The union has requested from MLB audited aggregate documents supporting those claims, but when asked by Sportico on the record if it had received those documents, Clark simply said, “no.”
Against this backdrop, the offseason began Oct. 28 just after the Los Angeles Dodgers defeated the Tampa Bay Rays in a six-game World Series on the neutral site of Globe Life Field at Arlington, Tex. There are now 183 unsigned free agents.
At least a dozen of them went into the open market when MLB teams declined to exercise $140 million in club options on 2021 contracts. Six more free agents were tendered qualifying offers of $18.9 million.
The New York Mets were sold to hedge fund titan Steve Cohen for a record $2.42 billion in a deal that closed Friday. Previously, the Dodgers, under control of multi-billion-dollar Guggenheim Baseball Management, signed prospective free agent Mookie Betts to a 12-year, $365 million extension. And TBS extended its national television deal with MLB for seven years at $3.75 billion through the 2028 season.
For the long term, franchise values and television deals are escalating and Clark and the players know there will be a return to some kind of substantial stadium revenue when the world gets beyond the era of COVID and fans can again fill ballparks to capacity.

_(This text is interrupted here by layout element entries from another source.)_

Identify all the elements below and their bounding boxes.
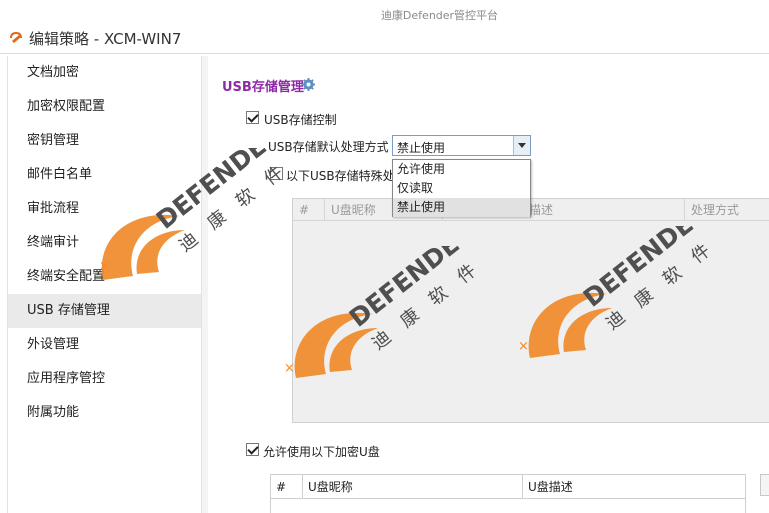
column-header-description[interactable]: 描述 [523, 199, 685, 221]
default-mode-label: USB存储默认处理方式 [268, 140, 389, 154]
dropdown-option-readonly[interactable]: 仅读取 [393, 179, 530, 198]
column-header-index[interactable]: # [293, 199, 325, 221]
sidebar-item-application-control[interactable]: 应用程序管控 [8, 362, 201, 396]
special-handling-checkbox[interactable] [270, 167, 283, 180]
sidebar-item-encryption-permissions[interactable]: 加密权限配置 [8, 90, 201, 124]
column-header-usb-nickname[interactable]: U盘昵称 [303, 475, 523, 499]
sidebar-item-peripheral-management[interactable]: 外设管理 [8, 328, 201, 362]
sidebar-item-terminal-audit[interactable]: 终端审计 [8, 226, 201, 260]
special-usb-table: # U盘昵称 描述 处理方式 [292, 198, 769, 423]
usb-control-label: USB存储控制 [264, 113, 337, 127]
default-mode-dropdown: 允许使用 仅读取 禁止使用 [392, 159, 531, 217]
sidebar-item-document-encryption[interactable]: 文档加密 [8, 56, 201, 90]
main-panel: USB存储管理 USB存储控制 USB存储默认处理方式 禁止使用 允许使用 仅读… [208, 56, 769, 513]
chevron-down-icon[interactable] [513, 136, 530, 155]
sidebar-item-terminal-security[interactable]: 终端安全配置 [8, 260, 201, 294]
section-title: USB存储管理 [222, 80, 304, 95]
default-mode-value: 禁止使用 [397, 141, 446, 155]
sidebar-item-usb-storage[interactable]: USB 存储管理 [8, 294, 201, 328]
dropdown-option-forbid[interactable]: 禁止使用 [393, 198, 530, 217]
side-button[interactable] [760, 474, 769, 496]
special-usb-table-header: # U盘昵称 描述 处理方式 [293, 199, 769, 221]
sidebar-item-auxiliary-functions[interactable]: 附属功能 [8, 396, 201, 430]
edit-policy-icon [10, 31, 22, 43]
encrypted-usb-table-header: # U盘昵称 U盘描述 [271, 475, 745, 499]
column-header-handling[interactable]: 处理方式 [685, 199, 769, 221]
sidebar-item-key-management[interactable]: 密钥管理 [8, 124, 201, 158]
default-mode-select[interactable]: 禁止使用 [392, 135, 531, 156]
column-header-usb-description[interactable]: U盘描述 [523, 475, 747, 499]
encrypted-usb-table: # U盘昵称 U盘描述 [270, 474, 746, 513]
dropdown-option-allow[interactable]: 允许使用 [393, 160, 530, 179]
sidebar-item-approval-flow[interactable]: 审批流程 [8, 192, 201, 226]
sidebar: 文档加密 加密权限配置 密钥管理 邮件白名单 审批流程 终端审计 终端安全配置 … [7, 56, 202, 513]
window-title: 编辑策略 - XCM-WIN7 [29, 30, 182, 48]
app-title: 迪康Defender管控平台 [380, 9, 499, 22]
column-header-index[interactable]: # [271, 475, 303, 499]
special-handling-label: 以下USB存储特殊处 [286, 169, 395, 183]
sidebar-item-mail-whitelist[interactable]: 邮件白名单 [8, 158, 201, 192]
window-title-bar: 编辑策略 - XCM-WIN7 [0, 22, 769, 54]
encrypted-usb-checkbox[interactable] [246, 443, 259, 456]
encrypted-usb-label: 允许使用以下加密U盘 [263, 445, 380, 459]
usb-control-checkbox[interactable] [246, 111, 259, 124]
gear-icon[interactable] [302, 78, 315, 91]
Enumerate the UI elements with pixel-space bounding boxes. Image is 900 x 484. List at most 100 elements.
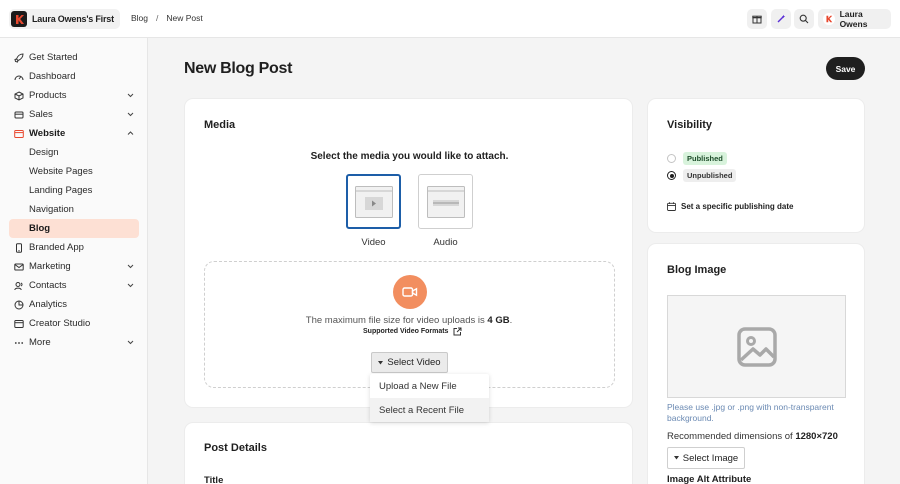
external-link-icon xyxy=(453,327,462,336)
sidebar-item-landing-pages[interactable]: Landing Pages xyxy=(9,181,139,200)
sidebar-item-dashboard[interactable]: Dashboard xyxy=(9,67,139,86)
chevron-down-icon xyxy=(127,93,134,98)
calendar-icon xyxy=(667,202,676,211)
max-size-suffix: . xyxy=(509,315,513,326)
sidebar-item-website[interactable]: Website xyxy=(9,124,139,143)
chevron-down-icon xyxy=(127,340,134,345)
brand-name: Laura Owens's First xyxy=(32,14,114,24)
top-bar: Laura Owens's First Blog / New Post Laur… xyxy=(0,0,900,38)
mail-icon xyxy=(14,262,24,272)
select-image-button[interactable]: Select Image xyxy=(667,447,745,469)
post-details-card: Post Details Title xyxy=(184,422,633,484)
sidebar-item-blog[interactable]: Blog xyxy=(9,219,139,238)
sidebar-item-design[interactable]: Design xyxy=(9,143,139,162)
sidebar-item-label: Branded App xyxy=(29,242,84,253)
video-dropzone[interactable]: The maximum file size for video uploads … xyxy=(204,261,615,388)
search-button[interactable] xyxy=(794,9,814,29)
blog-image-title: Blog Image xyxy=(667,264,727,276)
sidebar-item-label: Navigation xyxy=(29,204,74,215)
video-type-option[interactable] xyxy=(346,174,401,229)
sidebar-item-sales[interactable]: Sales xyxy=(9,105,139,124)
max-file-size-text: The maximum file size for video uploads … xyxy=(205,315,613,326)
recommended-dimensions: Recommended dimensions of 1280×720 xyxy=(667,431,838,442)
save-button[interactable]: Save xyxy=(826,57,865,80)
magic-wand-button[interactable] xyxy=(771,9,791,29)
sidebar-item-label: Blog xyxy=(29,223,51,234)
post-details-title: Post Details xyxy=(204,442,267,454)
dashboard-icon xyxy=(14,72,24,82)
user-name: Laura Owens xyxy=(839,9,868,29)
video-window-icon xyxy=(354,185,393,218)
box-icon xyxy=(14,90,24,101)
supported-formats-link[interactable]: Supported Video Formats xyxy=(363,327,462,336)
blog-image-card: Blog Image Please use .jpg or .png with … xyxy=(647,243,865,484)
sidebar-item-label: Website xyxy=(29,128,66,139)
sidebar-item-branded-app[interactable]: Branded App xyxy=(9,238,139,257)
published-badge: Published xyxy=(683,152,727,165)
sidebar-item-label: Get Started xyxy=(29,52,78,63)
sidebar: Get Started Dashboard Products Sales Web… xyxy=(0,38,148,484)
user-logo-icon xyxy=(826,15,833,23)
breadcrumb-separator: / xyxy=(156,13,159,23)
visibility-title: Visibility xyxy=(667,119,713,131)
audio-type-option[interactable] xyxy=(418,174,473,229)
set-publishing-date-link[interactable]: Set a specific publishing date xyxy=(667,202,793,211)
supported-formats-label: Supported Video Formats xyxy=(363,328,449,335)
website-icon xyxy=(14,129,24,139)
visibility-card: Visibility Published Unpublished Set a s… xyxy=(647,98,865,233)
breadcrumb-blog-link[interactable]: Blog xyxy=(131,13,148,23)
max-size-value: 4 GB xyxy=(487,315,510,326)
phone-icon xyxy=(14,242,24,253)
select-video-button[interactable]: Select Video xyxy=(371,352,448,373)
video-type-label: Video xyxy=(361,237,386,248)
image-placeholder-icon xyxy=(736,326,777,367)
sidebar-item-marketing[interactable]: Marketing xyxy=(9,257,139,276)
media-card: Media Select the media you would like to… xyxy=(184,98,633,408)
brand-switcher[interactable]: Laura Owens's First xyxy=(9,9,120,29)
gift-button[interactable] xyxy=(747,9,767,29)
sidebar-item-analytics[interactable]: Analytics xyxy=(9,295,139,314)
blog-image-placeholder[interactable] xyxy=(667,295,846,398)
unpublished-radio[interactable] xyxy=(667,171,676,180)
brand-logo-icon xyxy=(11,11,27,27)
sidebar-item-label: Dashboard xyxy=(29,71,76,82)
sales-icon xyxy=(14,110,24,120)
sidebar-item-label: Contacts xyxy=(29,280,67,291)
published-radio[interactable] xyxy=(667,154,676,163)
caret-down-icon xyxy=(378,360,384,364)
user-menu-button[interactable]: Laura Owens xyxy=(818,9,891,29)
page-title: New Blog Post xyxy=(184,60,293,77)
breadcrumb-current: New Post xyxy=(166,13,203,23)
unpublished-badge: Unpublished xyxy=(683,169,737,182)
breadcrumb: Blog / New Post xyxy=(131,13,203,23)
menu-item-select-recent-file[interactable]: Select a Recent File xyxy=(370,398,489,422)
sidebar-item-website-pages[interactable]: Website Pages xyxy=(9,162,139,181)
sidebar-item-creator-studio[interactable]: Creator Studio xyxy=(9,314,139,333)
sidebar-item-more[interactable]: More xyxy=(9,333,139,352)
image-format-hint: Please use .jpg or .png with non-transpa… xyxy=(667,402,834,424)
rocket-icon xyxy=(14,52,24,63)
caret-down-icon xyxy=(673,456,679,460)
recommended-prefix: Recommended dimensions of xyxy=(667,431,793,442)
sidebar-item-get-started[interactable]: Get Started xyxy=(9,48,139,67)
title-field-label: Title xyxy=(204,475,224,484)
sidebar-item-navigation[interactable]: Navigation xyxy=(9,200,139,219)
image-alt-label: Image Alt Attribute xyxy=(667,474,752,484)
sidebar-item-label: Products xyxy=(29,90,67,101)
contacts-icon xyxy=(14,281,24,291)
gift-icon xyxy=(752,15,762,24)
chevron-up-icon xyxy=(127,131,134,135)
menu-item-upload-new-file[interactable]: Upload a New File xyxy=(370,374,489,398)
sidebar-item-products[interactable]: Products xyxy=(9,86,139,105)
sidebar-item-contacts[interactable]: Contacts xyxy=(9,276,139,295)
select-video-menu: Upload a New File Select a Recent File xyxy=(370,374,489,422)
audio-window-icon xyxy=(426,185,465,218)
sidebar-item-label: Marketing xyxy=(29,261,71,272)
select-image-label: Select Image xyxy=(682,452,739,464)
more-icon xyxy=(14,338,24,348)
sidebar-item-label: Analytics xyxy=(29,299,68,310)
select-video-label: Select Video xyxy=(387,357,441,368)
unpublished-option[interactable]: Unpublished xyxy=(667,169,737,182)
media-heading: Select the media you would like to attac… xyxy=(310,151,509,162)
published-option[interactable]: Published xyxy=(667,152,727,165)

There’s certainly a short-term problem, but Clark is aware that MLB wouldn’t even have been able to collect it’s nearly $3 billion in local and national television revenue this past season without the players performing at a level of intensity and integrity through very difficult circumstances. Manfred applauded that intensity.
“The quality of play through the season and the postseason has been really, really high,” Manfred said. “Even when the stands were empty the players played their hearts out. It’s the sign of real professionalism, maybe is the best word.”
Clark agreed. While he said the union is closely watching the free-agent market, he’s well aware that the players are the product.
“That’s the conversation I’m hoping we’re able to have,” Clark said. “In a number of ways, we haven’t had it yet. There’s nothing as important to me as a former player than our players and the well-being of our game on and off the field. We have sold our proverbial souls to the game. It’s in our DNA.
“As a result, I remain hopeful that quietly, and out of the spotlight, we have a conversation that moves us forward. I hope that’s what we’re able to do here.”